The “three newcomers” in Susan Hartman’s intimate, powerful new book are Sadia, an outspoken, effervescent high-school student from Somalia; Mersiha, a talented, ambitious chef from Bosnia; and Ali, a reserved, devout translator from Iraq. They have made their arduous way to the “dying American town” of Utica, New York, which became “a refugee magnet by accident” in the 1970s, when a local resident partnered with Catholic Charities in nearby Syracuse to resettle hundreds of Amerasians from Vietnam.
First and foremost, City of Refugees reminds us how important small and mid-size cities are to the American fabric and future. When it comes to twenty-first-century industry and assimilation, L.A. and New York—nations unto themselves, really—have their role to play. Places like Utica—Dayton, Buffalo, Youngstown—have a different, though no less essential, job to do.
Hartman’s portraits are extraordinary, at times poignant, at other times unsettling or shocking, since her subjects carry with them immense traumas. At fourteen, Sadia’s mother was “fleeing civil war, running toward the Kenyan border…two months pregnant.” Mersiha’s husband, meanwhile, felt it was merely “a question of time before (I was) killed,” following the 1995 slaughter of thousands at Srebrenica. And Ali’s translation work for the U.S. military once earned him a menacing note tucked into an envelope containing “two AK-47 slim-tipped bullets.”
These refugees bear painful baggage, but they also bring the kind of energy and ingenuity earlier immigrants drew upon to make Utica a vibrant industrial town in the 1950s, when the population rose to around 100,000. But then industries began to downsize or collapse. “We started to hear about dads being laid off,” recalls prominent public-opinion pollster John Zogby, the Utica-born son of a Lebanese immigrant. By the 2000s, the city’s population had dwindled to 60,000, with immigrant “newcomers mak[ing] up about a quarter of Utica’s population,” according to Hartman.

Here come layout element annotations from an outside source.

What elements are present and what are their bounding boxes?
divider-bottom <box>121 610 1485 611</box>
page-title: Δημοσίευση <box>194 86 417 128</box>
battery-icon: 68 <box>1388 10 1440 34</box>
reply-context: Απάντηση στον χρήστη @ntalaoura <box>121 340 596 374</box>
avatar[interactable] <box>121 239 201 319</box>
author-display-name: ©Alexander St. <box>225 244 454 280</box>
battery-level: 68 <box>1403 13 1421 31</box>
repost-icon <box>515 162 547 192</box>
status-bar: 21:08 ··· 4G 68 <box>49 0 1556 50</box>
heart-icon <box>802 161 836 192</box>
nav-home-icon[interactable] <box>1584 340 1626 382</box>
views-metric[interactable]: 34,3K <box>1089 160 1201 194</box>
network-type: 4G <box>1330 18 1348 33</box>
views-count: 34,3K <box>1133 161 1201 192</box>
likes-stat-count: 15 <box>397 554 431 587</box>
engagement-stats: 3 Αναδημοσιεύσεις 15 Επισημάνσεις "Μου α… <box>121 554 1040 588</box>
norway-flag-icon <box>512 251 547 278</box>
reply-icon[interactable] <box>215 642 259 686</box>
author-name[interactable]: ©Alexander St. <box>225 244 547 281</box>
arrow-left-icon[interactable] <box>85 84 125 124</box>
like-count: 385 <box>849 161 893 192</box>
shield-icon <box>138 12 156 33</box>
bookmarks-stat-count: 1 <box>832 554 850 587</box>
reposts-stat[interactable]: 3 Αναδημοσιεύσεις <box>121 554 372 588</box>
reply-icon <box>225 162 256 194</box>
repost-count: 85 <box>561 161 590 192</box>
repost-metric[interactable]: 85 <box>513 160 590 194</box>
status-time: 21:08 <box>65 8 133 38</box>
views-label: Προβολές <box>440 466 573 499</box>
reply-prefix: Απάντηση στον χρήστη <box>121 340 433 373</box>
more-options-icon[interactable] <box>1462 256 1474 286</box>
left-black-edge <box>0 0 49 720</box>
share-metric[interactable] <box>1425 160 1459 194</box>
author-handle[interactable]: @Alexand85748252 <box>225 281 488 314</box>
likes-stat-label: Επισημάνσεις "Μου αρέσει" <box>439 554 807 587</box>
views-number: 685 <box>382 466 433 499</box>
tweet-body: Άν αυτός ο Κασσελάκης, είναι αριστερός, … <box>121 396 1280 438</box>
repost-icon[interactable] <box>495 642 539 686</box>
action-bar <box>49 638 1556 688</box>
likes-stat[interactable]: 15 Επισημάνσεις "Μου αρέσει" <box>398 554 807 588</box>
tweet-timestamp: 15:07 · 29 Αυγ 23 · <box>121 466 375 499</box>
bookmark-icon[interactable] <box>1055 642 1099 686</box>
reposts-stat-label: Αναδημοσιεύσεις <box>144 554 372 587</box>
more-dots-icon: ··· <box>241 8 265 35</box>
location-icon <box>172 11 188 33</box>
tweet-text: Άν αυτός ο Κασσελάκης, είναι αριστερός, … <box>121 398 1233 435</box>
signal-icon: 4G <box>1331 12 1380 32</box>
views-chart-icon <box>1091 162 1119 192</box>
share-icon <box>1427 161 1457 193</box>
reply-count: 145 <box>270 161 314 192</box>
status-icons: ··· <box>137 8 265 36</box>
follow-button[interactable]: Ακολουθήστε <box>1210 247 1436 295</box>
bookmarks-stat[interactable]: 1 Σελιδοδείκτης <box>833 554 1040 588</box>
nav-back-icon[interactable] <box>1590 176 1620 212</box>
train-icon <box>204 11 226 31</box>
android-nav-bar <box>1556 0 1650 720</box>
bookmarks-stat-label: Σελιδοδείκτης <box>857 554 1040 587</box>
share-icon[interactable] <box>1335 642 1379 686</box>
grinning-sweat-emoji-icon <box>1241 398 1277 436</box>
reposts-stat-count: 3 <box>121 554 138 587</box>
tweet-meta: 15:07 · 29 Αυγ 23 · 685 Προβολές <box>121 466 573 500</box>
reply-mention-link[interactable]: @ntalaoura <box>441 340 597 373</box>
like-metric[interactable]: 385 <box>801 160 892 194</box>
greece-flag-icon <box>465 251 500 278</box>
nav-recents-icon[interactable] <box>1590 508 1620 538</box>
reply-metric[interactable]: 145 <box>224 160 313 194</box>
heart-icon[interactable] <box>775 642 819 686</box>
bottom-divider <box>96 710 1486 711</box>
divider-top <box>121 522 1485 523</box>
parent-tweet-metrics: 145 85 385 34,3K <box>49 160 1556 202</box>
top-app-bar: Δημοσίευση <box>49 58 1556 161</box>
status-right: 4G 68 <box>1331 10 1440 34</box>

What can Utica—and the “life” that Mersiha, Sadia, and Ali breathe into it—teach us in our jittery, post-industrial age? City of Refugees is more a human portrait than a policy paper. Still, there are clear indications that local governments can and should cultivate immigrant contributions—an eminently sensible suggestion, though one complicated by America’s acute case of immigration schizophrenia. On the one hand, we lionize the hardworking immigrants trying to achieve the American Dream; on the other, they’re reviled as a drain on public resources.
The sight of Sadia and nearly twenty Somali Bantu relatives living under one publicly-subsidized roof, or newly-arrived Muslims converting an old Methodist church into a “soaring mosque” might personify the American Dream for some. But it scares the star-spangled pants off others. “Every refugee,” Hartman writes, “accesses public assistance,” and is also given a furnished apartment, thanks to federal and state money overseen by a local nonprofit. This is easy fodder for xenophobes, and we don’t hear much about such challenges in City of Refugees.